The real glow-up is peace. That moment when you stop performing for youth and start living for yourself. You realise that not every comment deserves a response, not every invite deserves attendance, and not every trend needs your participation. You start choosing peace like it’s skincare — daily, consistently, unapologetically. You understand that silence is a power move. You stop chasing speed and start enjoying stability. Your glow becomes quieter but more powerful — the kind that can’t be captured in pictures but radiates in presence.

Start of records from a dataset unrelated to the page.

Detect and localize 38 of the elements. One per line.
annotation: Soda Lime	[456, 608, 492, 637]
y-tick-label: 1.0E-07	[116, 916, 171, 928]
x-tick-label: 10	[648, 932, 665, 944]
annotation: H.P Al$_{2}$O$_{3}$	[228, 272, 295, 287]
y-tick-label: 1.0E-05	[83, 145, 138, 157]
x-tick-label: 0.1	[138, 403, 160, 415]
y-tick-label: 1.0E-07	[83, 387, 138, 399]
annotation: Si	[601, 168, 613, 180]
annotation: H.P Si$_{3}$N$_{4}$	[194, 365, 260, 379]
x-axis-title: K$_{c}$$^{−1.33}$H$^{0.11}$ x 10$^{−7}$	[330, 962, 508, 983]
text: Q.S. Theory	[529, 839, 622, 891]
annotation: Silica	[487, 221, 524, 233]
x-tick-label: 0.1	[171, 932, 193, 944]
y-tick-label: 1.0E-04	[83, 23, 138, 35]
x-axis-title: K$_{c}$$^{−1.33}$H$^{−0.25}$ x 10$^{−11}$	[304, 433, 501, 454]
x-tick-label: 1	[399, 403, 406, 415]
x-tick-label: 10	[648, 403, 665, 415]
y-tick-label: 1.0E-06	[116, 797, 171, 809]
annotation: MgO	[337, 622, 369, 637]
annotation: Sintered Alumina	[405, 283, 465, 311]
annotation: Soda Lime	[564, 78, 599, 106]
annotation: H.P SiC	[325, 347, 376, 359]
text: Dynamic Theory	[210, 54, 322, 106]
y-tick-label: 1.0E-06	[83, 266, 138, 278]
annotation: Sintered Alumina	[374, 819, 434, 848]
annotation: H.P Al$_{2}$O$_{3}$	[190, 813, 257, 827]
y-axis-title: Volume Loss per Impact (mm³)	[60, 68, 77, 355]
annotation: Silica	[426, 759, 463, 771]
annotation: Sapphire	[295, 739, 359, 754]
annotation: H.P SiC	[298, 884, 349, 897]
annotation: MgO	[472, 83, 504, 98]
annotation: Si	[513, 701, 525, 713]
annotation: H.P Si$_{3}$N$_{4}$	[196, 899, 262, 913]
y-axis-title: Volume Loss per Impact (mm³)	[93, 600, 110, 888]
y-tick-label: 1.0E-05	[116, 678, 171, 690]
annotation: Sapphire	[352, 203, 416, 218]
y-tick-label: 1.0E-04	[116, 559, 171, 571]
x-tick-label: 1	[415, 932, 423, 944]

Ageing is not a tragedy; it’s a privilege. Every line on your face is a story, every scar a survival badge, every silver strand a testimony. Time doesn’t steal beauty; it redefines it. Sure, your knees may now make sound effects and your hangovers last longer, but your sense of self? Sharper than ever. You learn discernment. You learn boundaries. You learn that no is a full sentence. You learn that the people who matter will love you at any age, and the ones who don’t — well, they can keep chasing youth on Instagram.
When next you hear someone say, “You’re ageing well,” don’t downplay it. Smile and say, “I should be — I’ve worked hard for this peace.” Because that’s what it really is — not a fight against time, but a friendship with it.